Pharmacologic Treatment

  • Penetrating injuries of the spine should NOT receive corticosteroid treatment.
  • Closedspinal cord injuries may be treated with an IV corticosteroid if started within 8 hours of injury.

 30 mg/kg bolus of methylprednisolone initially.

 5.4 mg/kg/h of methylprednisolone for the next 24–48 hours.

 If therapy is started within 3 hours of injury, continue treatment for 24 hours.

 If therapy is started within 3–8 hours after injury, then treat for 48 hours.

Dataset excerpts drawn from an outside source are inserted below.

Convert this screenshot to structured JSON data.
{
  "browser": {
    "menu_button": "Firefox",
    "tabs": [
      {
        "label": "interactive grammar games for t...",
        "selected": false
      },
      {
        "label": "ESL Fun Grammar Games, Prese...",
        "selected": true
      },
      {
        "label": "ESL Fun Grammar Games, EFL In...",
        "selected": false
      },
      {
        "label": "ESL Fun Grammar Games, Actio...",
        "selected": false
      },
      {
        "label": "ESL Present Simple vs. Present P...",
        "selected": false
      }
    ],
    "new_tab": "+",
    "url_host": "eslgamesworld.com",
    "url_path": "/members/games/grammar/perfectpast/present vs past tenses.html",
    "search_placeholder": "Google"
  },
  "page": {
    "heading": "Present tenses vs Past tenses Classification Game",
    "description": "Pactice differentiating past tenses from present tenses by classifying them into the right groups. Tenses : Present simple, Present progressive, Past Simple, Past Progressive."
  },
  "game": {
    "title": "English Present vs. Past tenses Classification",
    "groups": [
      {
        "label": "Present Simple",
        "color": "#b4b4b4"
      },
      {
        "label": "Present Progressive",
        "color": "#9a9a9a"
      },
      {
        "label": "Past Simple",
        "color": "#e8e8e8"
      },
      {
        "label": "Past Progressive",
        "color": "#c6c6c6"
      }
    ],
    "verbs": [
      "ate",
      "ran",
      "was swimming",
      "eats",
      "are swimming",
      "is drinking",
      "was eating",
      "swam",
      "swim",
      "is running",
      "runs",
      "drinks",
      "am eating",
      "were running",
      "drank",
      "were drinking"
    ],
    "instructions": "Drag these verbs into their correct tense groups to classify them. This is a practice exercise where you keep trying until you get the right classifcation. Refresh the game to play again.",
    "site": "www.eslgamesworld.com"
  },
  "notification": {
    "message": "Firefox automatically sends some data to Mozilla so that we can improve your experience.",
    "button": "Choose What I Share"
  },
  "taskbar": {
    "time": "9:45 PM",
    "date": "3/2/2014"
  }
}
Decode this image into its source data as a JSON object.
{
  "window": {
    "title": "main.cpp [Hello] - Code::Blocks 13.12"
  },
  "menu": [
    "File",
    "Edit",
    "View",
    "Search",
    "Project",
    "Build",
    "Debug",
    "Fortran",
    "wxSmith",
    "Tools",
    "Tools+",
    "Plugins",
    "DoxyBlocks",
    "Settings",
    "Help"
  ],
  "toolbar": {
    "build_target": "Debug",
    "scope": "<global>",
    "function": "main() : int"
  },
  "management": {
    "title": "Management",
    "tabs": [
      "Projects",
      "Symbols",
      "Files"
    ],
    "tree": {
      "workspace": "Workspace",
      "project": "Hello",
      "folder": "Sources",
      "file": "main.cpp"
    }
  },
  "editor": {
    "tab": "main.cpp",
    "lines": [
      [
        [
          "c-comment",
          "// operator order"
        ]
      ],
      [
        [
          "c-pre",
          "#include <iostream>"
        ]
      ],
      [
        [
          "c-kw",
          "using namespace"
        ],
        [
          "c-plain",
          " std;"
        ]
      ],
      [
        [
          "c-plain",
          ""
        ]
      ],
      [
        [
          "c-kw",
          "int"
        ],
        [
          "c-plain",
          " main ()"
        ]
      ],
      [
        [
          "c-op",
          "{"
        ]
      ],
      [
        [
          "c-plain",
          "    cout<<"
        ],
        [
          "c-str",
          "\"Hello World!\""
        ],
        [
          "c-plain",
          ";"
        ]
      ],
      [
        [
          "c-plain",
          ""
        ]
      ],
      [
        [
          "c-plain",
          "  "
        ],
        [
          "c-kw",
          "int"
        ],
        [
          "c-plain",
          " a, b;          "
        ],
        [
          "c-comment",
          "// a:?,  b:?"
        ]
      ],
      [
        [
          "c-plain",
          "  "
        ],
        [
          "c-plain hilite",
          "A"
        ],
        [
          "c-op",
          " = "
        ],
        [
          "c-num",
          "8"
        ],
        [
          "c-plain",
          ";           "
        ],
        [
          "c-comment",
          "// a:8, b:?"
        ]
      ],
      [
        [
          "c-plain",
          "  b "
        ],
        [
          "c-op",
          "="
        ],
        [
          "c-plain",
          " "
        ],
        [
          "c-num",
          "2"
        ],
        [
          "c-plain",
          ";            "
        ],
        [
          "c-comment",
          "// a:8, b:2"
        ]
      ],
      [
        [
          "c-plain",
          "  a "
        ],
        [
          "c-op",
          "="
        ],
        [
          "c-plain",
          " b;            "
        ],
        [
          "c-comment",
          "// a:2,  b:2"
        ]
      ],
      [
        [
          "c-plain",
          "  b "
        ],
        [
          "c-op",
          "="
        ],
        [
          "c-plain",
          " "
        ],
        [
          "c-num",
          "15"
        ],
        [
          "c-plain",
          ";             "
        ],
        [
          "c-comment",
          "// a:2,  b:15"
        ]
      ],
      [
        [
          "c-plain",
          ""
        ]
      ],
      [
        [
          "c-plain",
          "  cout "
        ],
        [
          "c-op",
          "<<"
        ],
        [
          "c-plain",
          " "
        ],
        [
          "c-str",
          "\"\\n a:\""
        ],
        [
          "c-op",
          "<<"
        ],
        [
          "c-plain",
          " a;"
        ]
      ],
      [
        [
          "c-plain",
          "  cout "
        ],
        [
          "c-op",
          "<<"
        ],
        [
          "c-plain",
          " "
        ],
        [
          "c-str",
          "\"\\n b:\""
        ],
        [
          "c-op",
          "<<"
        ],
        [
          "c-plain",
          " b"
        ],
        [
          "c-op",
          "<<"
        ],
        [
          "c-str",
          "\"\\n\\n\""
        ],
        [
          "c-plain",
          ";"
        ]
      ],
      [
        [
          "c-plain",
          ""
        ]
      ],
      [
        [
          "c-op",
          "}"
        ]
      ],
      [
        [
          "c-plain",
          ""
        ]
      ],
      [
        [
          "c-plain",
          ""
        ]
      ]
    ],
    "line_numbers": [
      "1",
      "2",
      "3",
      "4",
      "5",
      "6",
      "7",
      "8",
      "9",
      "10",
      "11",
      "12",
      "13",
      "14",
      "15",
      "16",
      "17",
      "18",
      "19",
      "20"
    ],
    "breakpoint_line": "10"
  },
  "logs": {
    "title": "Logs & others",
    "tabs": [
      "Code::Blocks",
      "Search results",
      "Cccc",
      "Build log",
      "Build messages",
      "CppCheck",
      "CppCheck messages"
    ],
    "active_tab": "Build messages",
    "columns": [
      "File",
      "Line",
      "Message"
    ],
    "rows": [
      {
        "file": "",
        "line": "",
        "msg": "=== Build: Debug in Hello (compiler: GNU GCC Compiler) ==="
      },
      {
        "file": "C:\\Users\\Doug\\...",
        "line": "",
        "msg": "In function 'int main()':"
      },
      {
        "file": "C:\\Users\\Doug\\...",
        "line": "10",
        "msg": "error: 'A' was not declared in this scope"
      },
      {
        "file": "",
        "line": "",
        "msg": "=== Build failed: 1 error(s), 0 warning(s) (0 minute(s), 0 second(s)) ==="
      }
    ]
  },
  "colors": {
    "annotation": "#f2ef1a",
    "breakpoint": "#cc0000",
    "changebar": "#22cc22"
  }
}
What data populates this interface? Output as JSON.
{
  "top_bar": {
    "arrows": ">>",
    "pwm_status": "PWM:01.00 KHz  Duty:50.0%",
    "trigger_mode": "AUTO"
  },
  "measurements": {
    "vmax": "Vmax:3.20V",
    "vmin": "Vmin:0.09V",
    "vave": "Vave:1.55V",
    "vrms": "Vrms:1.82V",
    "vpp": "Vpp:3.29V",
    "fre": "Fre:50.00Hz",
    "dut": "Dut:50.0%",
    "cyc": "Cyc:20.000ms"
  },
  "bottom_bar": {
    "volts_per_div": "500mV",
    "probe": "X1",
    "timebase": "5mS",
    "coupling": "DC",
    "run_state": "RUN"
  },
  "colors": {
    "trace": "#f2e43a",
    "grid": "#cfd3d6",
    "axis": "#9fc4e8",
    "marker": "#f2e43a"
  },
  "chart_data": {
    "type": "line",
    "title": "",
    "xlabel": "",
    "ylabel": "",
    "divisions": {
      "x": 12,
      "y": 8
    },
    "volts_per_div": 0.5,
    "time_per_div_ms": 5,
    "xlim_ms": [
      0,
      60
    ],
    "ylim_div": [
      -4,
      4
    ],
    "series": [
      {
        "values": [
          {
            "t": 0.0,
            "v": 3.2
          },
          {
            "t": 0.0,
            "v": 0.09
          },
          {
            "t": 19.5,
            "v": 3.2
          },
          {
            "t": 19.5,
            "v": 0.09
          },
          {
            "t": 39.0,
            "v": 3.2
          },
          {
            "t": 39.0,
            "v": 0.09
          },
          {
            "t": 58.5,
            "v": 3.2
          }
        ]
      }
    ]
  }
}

General Management Considerations

Neurogenic shock

Traumatically induced sympathectomy with spinal cord injury.

Symptoms include bradycardia and hypotension.

Treatment:

 Volume resuscitation to maintain systolic BP > 90 mm Hg.

 May use phenylephrine (50–300 μg/min) or dopamine (2–10 μg/kg/min) to maintain BP.

Gastrointestinal tract

Ileus is common and requires use of a nasogastric tube.

Stress ulcer prevention using medical prophylaxis.

Bowel training includes a schedule of suppositories and may be initiated within one week of injury.

Deep vein thrombosis

Start mechanical prophylaxis immediately.

Initiate chemical prophylaxis after acute bleeding has stopped (See Chapter 11, ICU Care).

Bladder Dysfunction

Failure to decompress the bladder may lead to autonomic dysreflexia and a hypertensive crisis.

The bladder is emptied by intermittent or indwelling catheterization.

Antibiotic prophylaxis for the urinary tract is not advised.

Decubitus ulcers

Skin breakdown begins within 30 minutes in the immobilized hypotensive patient.

For prolonged transport, the casualty should be removed from the hard spine board and placed on a litter.

Frequent turning and padding of prominences and diligence on the part of caretakers are essential to protect the insensate limbs.

All bony prominences are inspected daily.

Physical therapy is started early to maintain range of motion in all joints to make seating and perineal care easier.